PboxHere’s an excerpt from George Will’s op-ed in the Washington Post titledIt’s common to praise socialism. It’s rarer to define it,” that starts with this summary of Marxist/socialist philosophy from Karl Marx: “From each according to his ability, to each according to his needs!”

After many subsequent dilutions, today’s watery conceptions of socialism amount to this: Almost everyone will be nice to almost everyone, using money taken from a few. This means having government distribute, according to its conception of equity, the wealth produced by capitalism. This conception is shaped by muscular factions: the elderly, government employees unions, the steel industry, the sugar growers, and so on and on and on. Some wealth is distributed to the poor; most goes to the “neglected” middle class. Some neglect: The political class talks of little else.

Two-thirds of the federal budget (and 14% of gross domestic product) goes to transfer payments, mostly to the non-poor. The U.S. economy’s health-care sector (about 18% of the economy) is larger than the economies of all but three nations and is permeated by government money and mandates. Before the Affordable Care Act was enacted, 40 cents of every health-care dollar was the government’s 40 cents. The sturdy yeomanry who till America’s soil? Last year’s 529-page Agriculture Improvement Act will be administered by the Agriculture Department, which has about one employee for every 20 American farms.
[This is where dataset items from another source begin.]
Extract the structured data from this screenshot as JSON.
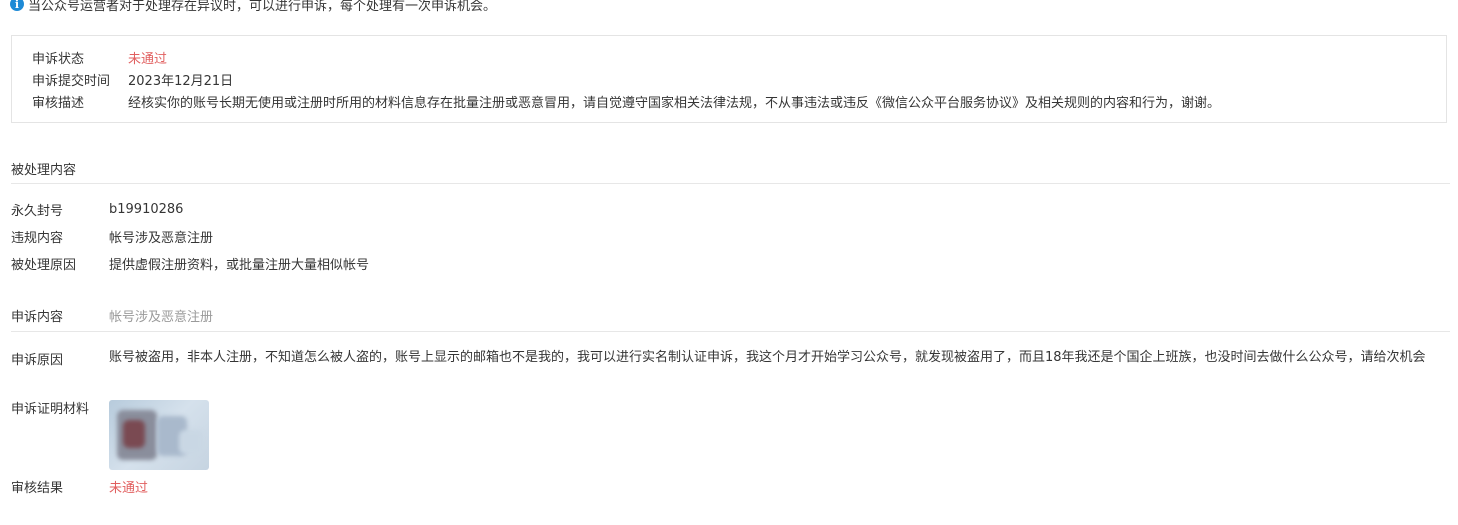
{
  "notice": {
    "icon": "info-icon",
    "text": "当公众号运营者对于处理存在异议时，可以进行申诉，每个处理有一次申诉机会。"
  },
  "appeal_status": {
    "status_label": "申诉状态",
    "status_value": "未通过",
    "submit_time_label": "申诉提交时间",
    "submit_time_value": "2023年12月21日",
    "review_desc_label": "审核描述",
    "review_desc_value": "经核实你的账号长期无使用或注册时所用的材料信息存在批量注册或恶意冒用，请自觉遵守国家相关法律法规，不从事违法或违反《微信公众平台服务协议》及相关规则的内容和行为，谢谢。"
  },
  "processed": {
    "section_title": "被处理内容",
    "ban_label": "永久封号",
    "ban_value": "b19910286",
    "violation_label": "违规内容",
    "violation_value": "帐号涉及恶意注册",
    "reason_label": "被处理原因",
    "reason_value": "提供虚假注册资料，或批量注册大量相似帐号"
  },
  "appeal": {
    "content_label": "申诉内容",
    "content_value": "帐号涉及恶意注册",
    "reason_label": "申诉原因",
    "reason_value": "账号被盗用，非本人注册，不知道怎么被人盗的，账号上显示的邮箱也不是我的，我可以进行实名制认证申诉，我这个月才开始学习公众号，就发现被盗用了，而且18年我还是个国企上班族，也没时间去做什么公众号，请给次机会",
    "evidence_label": "申诉证明材料",
    "result_label": "审核结果",
    "result_value": "未通过"
  },
  "colors": {
    "fail_red": "#e15f5f",
    "info_blue": "#1e8ad6",
    "muted_gray": "#9a9a9a"
  }
}
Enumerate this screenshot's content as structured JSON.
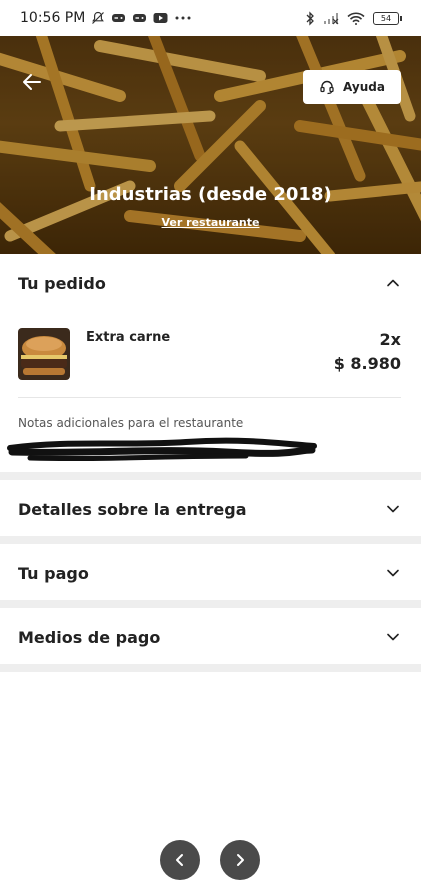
{
  "status_bar": {
    "time": "10:56 PM",
    "battery": "54",
    "icons": [
      "bell-off-icon",
      "game-controller-icon",
      "game-controller-icon",
      "youtube-icon",
      "more-dots-icon",
      "bluetooth-icon",
      "signal-off-icon",
      "wifi-icon"
    ]
  },
  "hero": {
    "restaurant_name": "Industrias (desde 2018)",
    "view_restaurant_link": "Ver restaurante",
    "help_button_label": "Ayuda",
    "back_icon": "arrow-left-icon",
    "help_icon": "headset-icon"
  },
  "order": {
    "section_title": "Tu pedido",
    "expanded": true,
    "item": {
      "name": "Extra carne",
      "quantity": "2x",
      "price": "$ 8.980",
      "thumb_icon": "burger-image"
    },
    "notes_label": "Notas adicionales para el restaurante"
  },
  "sections": [
    {
      "title": "Detalles sobre la entrega",
      "expanded": false
    },
    {
      "title": "Tu pago",
      "expanded": false
    },
    {
      "title": "Medios de pago",
      "expanded": false
    }
  ],
  "colors": {
    "text_primary": "#222222",
    "section_gap": "#eeeeee",
    "nav_arrow_bg": "#4a4a4a"
  }
}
Today’s angrier socialists rail, with specificity and some justification, against today’s “rigged” system of government in the service of the strong. But as the Hoover Institution’s John H. Cochrane (a.k.a. the Grumpy Economist) says, “If the central problem is rent-seeking, abuse of the power of the state, to deliver economic goods to the wealthy and politically powerful, how in the world is more government the answer?”

The “boldness” of today’s explicit and implicit socialists — taxing the “rich” — is a perennial temptation of democracy: inciting the majority to attack an unpopular minority. This is socialism now: From each faction according to its vulnerability, to each faction according to its ability to confiscate.